The Unified Extensible Firmware Interface (UEFI) code from numerous unbiased firmware/BIOS distributors (IBVs) has been discovered susceptible to potential assaults by means of high-impact flaws in picture parsing libraries embedded into the firmware.
The shortcomings, collectively labeled LogoFAIL by Binarly, “can be utilized by risk actors to ship a malicious payload and bypass Safe Boot, Intel Boot Guard, and different safety applied sciences by design.”
Moreover, they are often weaponized to bypass safety options and ship persistent malware to compromised techniques in the course of the boot part by injecting a malicious emblem picture file into the EFI system partition.
Whereas the problems are usually not silicon-specific, which means they influence each x86 and ARM-based units, they’re additionally UEFI and IBV-specific. The vulnerabilities comprise a heap-based buffer overflow flaw and an out-of-bounds learn, particulars of that are anticipated to be made public later this week on the Black Hat Europe convention.
Particularly, these vulnerabilities are triggered when the injected pictures are parsed, resulting in the execution of payloads that would hijack the movement and bypass safety mechanisms.

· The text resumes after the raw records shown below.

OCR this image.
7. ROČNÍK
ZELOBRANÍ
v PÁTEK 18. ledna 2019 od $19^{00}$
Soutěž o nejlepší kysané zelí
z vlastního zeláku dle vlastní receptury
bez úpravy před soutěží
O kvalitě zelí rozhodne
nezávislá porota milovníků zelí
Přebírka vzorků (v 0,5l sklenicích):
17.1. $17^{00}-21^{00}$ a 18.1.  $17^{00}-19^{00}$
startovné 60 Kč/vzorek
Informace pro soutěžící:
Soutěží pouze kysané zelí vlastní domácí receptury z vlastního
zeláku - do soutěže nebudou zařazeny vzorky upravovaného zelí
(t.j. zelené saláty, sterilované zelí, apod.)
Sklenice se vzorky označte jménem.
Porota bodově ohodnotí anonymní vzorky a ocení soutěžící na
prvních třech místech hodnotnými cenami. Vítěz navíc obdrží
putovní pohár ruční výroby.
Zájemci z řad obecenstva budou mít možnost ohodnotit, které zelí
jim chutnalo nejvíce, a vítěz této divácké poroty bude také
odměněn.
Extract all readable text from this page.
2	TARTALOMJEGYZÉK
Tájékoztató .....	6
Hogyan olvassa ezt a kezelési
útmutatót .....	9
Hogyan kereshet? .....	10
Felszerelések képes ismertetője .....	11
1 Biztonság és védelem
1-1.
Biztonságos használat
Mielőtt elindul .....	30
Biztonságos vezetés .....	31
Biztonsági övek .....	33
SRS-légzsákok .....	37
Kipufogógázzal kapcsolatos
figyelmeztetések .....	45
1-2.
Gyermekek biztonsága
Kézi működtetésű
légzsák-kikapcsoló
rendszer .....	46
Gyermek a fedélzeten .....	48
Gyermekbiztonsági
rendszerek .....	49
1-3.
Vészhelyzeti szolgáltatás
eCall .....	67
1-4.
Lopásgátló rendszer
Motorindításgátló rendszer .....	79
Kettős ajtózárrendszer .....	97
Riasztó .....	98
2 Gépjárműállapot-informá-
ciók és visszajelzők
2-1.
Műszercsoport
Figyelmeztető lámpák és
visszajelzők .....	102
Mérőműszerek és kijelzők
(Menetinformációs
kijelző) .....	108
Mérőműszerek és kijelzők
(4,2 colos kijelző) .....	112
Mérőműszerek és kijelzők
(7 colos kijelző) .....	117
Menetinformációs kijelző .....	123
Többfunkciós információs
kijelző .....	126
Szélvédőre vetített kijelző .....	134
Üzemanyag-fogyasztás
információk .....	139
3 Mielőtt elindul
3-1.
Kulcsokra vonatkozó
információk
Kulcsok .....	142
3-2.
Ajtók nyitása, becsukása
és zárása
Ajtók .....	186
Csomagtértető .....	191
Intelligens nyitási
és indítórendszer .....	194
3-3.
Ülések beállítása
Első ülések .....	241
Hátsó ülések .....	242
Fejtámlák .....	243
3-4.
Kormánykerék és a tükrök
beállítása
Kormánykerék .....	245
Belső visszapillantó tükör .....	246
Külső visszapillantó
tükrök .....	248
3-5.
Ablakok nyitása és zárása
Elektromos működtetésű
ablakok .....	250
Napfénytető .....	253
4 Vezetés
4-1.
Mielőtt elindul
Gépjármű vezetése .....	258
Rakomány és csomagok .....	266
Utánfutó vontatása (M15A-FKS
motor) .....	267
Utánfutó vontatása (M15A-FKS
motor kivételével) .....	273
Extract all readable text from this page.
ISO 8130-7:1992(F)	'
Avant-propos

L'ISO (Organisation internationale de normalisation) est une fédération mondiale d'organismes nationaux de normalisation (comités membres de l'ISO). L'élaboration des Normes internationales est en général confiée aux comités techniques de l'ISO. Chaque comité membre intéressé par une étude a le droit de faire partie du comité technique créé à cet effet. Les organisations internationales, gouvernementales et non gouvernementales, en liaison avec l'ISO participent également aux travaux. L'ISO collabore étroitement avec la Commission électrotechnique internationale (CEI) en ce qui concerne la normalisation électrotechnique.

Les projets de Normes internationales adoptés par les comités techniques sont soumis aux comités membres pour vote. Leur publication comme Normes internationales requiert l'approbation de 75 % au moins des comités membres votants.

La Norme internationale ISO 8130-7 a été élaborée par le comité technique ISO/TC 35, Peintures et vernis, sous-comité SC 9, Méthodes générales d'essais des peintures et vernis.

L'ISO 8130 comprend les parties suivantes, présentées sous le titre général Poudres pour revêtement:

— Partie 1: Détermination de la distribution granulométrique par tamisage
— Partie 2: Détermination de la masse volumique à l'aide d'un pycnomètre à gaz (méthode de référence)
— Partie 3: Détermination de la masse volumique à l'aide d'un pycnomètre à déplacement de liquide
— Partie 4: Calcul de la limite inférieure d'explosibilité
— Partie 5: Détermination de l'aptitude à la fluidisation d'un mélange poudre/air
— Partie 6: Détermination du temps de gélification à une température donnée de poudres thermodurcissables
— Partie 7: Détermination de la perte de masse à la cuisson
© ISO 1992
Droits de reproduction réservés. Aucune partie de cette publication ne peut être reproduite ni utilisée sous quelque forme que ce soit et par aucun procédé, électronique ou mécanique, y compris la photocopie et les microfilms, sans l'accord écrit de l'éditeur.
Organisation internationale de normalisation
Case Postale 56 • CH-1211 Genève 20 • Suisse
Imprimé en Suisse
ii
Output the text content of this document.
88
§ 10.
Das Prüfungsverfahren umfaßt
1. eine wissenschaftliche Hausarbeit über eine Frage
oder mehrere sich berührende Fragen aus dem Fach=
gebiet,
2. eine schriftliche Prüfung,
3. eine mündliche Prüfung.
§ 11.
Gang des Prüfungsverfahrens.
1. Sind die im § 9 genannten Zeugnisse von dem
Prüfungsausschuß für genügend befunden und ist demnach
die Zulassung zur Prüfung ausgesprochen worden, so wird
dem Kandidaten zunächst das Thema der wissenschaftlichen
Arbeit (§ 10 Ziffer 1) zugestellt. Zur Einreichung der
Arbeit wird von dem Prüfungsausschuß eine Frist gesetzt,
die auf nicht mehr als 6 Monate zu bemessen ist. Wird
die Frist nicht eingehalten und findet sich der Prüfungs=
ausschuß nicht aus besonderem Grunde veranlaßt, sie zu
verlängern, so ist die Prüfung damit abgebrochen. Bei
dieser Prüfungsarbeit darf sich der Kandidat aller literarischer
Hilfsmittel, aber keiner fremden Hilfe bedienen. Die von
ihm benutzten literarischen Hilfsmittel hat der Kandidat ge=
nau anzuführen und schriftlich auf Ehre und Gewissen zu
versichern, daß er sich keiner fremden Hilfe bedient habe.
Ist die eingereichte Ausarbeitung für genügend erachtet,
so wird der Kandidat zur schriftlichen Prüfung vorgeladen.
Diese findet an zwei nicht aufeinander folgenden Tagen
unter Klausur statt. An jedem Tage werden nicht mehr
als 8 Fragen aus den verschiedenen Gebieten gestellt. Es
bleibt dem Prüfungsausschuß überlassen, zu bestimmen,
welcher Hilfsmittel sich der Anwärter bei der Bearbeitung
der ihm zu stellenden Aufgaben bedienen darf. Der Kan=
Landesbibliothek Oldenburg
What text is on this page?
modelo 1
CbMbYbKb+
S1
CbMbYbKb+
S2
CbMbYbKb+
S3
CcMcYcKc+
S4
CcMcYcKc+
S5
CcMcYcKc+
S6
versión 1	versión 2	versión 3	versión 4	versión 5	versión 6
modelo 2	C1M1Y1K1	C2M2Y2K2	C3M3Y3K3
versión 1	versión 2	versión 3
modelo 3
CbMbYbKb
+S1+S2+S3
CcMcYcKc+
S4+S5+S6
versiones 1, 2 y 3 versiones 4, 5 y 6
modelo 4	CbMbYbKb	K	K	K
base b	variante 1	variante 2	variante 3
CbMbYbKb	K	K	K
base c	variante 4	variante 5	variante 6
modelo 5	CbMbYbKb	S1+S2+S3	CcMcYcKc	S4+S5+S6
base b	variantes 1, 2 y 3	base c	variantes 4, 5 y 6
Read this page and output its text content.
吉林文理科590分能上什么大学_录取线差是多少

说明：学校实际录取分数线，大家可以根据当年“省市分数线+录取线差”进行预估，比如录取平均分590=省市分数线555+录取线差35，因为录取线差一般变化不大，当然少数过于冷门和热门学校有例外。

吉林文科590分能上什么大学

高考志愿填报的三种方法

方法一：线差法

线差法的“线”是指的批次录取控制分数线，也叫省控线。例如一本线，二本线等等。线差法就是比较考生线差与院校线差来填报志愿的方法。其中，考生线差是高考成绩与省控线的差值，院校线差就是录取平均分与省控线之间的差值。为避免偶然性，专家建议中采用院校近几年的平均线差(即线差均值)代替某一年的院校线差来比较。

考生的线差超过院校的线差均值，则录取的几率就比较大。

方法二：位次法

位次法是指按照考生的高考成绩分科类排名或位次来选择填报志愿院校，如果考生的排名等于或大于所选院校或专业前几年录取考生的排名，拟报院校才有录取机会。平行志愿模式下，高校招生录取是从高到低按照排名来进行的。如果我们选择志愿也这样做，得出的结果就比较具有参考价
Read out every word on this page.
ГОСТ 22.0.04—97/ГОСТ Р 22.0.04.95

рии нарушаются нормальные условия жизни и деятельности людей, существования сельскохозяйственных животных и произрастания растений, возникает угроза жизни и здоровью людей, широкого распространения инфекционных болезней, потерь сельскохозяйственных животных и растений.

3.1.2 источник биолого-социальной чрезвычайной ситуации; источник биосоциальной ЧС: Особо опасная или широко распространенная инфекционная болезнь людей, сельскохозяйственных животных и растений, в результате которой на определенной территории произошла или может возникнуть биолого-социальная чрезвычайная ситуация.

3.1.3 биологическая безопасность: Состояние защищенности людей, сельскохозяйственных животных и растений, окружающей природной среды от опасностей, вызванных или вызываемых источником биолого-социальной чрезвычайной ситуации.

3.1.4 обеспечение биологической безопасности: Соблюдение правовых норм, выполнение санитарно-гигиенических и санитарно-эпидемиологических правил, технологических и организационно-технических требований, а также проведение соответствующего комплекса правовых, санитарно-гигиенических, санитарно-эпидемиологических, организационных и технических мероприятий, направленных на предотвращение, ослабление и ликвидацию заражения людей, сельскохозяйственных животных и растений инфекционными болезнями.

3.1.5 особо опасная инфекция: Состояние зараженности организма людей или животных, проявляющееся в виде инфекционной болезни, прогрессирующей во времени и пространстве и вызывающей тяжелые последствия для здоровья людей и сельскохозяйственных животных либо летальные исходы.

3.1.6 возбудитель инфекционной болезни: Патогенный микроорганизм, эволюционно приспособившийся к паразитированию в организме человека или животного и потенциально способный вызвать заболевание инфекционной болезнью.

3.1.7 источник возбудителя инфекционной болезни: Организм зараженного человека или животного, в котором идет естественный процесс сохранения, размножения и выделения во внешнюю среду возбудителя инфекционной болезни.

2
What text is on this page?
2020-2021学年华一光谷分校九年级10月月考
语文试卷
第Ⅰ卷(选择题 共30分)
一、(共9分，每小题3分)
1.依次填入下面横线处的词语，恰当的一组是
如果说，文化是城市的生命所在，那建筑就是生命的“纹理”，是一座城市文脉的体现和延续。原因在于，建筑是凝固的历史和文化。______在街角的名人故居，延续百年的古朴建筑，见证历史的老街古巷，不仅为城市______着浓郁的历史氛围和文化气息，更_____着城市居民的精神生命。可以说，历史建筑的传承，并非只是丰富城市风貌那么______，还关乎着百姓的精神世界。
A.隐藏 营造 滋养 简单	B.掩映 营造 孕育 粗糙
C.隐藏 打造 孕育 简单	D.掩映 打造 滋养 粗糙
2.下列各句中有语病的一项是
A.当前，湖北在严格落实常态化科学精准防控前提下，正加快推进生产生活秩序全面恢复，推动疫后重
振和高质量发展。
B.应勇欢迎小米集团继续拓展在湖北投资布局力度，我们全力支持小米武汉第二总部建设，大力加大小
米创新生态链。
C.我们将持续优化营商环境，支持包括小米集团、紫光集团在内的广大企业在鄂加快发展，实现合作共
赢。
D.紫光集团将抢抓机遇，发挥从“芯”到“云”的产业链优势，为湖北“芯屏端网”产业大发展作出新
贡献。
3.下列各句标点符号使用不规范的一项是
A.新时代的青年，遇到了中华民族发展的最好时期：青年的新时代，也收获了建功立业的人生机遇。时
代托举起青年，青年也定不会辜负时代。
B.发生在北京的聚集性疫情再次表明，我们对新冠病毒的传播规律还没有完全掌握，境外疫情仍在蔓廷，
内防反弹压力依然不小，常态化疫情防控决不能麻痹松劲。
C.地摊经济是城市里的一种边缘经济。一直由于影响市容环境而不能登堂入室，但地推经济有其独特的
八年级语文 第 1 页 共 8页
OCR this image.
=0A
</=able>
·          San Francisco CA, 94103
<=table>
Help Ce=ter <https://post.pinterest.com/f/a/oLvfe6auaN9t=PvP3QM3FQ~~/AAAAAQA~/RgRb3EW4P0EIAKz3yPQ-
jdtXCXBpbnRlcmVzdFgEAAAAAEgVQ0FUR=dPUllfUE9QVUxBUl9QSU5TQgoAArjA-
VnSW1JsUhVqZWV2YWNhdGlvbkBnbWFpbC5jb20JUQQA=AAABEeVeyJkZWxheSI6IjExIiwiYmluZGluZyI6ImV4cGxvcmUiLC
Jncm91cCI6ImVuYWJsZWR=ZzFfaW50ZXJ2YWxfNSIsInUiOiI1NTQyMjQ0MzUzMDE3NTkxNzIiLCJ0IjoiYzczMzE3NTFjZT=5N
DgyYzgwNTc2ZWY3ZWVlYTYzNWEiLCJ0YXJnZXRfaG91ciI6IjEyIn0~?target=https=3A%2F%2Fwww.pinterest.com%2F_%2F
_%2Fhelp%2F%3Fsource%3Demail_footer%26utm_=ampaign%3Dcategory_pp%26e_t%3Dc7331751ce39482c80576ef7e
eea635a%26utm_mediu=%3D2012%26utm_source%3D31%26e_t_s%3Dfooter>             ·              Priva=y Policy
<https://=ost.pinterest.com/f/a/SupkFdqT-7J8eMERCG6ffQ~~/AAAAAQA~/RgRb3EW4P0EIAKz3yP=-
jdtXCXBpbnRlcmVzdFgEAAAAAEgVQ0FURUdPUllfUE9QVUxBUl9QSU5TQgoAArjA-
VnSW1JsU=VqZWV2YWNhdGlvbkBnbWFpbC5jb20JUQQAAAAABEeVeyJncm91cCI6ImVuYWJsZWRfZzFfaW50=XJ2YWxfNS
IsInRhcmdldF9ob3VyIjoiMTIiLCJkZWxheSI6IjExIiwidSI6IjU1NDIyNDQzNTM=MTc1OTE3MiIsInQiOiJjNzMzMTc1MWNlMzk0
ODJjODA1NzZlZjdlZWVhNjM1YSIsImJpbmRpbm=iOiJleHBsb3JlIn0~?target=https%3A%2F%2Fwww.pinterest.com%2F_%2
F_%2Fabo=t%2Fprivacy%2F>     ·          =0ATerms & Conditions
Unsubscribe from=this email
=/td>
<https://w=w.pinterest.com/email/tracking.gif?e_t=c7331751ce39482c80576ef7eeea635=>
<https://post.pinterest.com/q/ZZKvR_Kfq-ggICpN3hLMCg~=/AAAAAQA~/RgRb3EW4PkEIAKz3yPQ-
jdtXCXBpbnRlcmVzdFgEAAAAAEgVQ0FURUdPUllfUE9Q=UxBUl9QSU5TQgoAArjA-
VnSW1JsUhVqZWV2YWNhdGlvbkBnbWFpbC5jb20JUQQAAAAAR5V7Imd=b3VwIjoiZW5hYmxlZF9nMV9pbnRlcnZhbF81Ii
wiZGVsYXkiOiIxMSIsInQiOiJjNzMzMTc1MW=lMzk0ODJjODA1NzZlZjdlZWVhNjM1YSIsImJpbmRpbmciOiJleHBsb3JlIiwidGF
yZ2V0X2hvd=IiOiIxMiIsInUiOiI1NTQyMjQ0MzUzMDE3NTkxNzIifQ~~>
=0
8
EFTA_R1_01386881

“This assault vector can provide an attacker a bonus in bypassing most endpoint safety options and delivering a stealth firmware bootkit that may persist in an ESP partition or firmware capsule with a modified emblem picture,” the firmware safety firm mentioned.
In doing so, risk actors might achieve entrenched management over the impacted hosts, ensuing within the deployment of persistent malware that may fly beneath the radar.
In contrast to BlackLotus or BootHole, it is value noting that LogoFAIL would not break runtime integrity by modifying the boot loader or firmware part.
The failings have an effect on all main IBVs like AMI, Insyde, and Phoenix in addition to a whole lot of shopper and enterprise-grade units from distributors, together with Intel, Acer, and Lenovo, making it each extreme and widespread.
The disclosure marks the primary public demonstration of assault surfaces associated to graphic picture parsers embedded into the UEFI system firmware since 2009, when researchers Rafal Wojtczuk and Alexander Tereshkin introduced how a BMP picture parser bug might be exploited for malware persistence.
“The categories – and sheer quantity – of safety vulnerabilities found […] present pure product safety maturity and code high quality typically on IBVs reference code,” Binarly famous.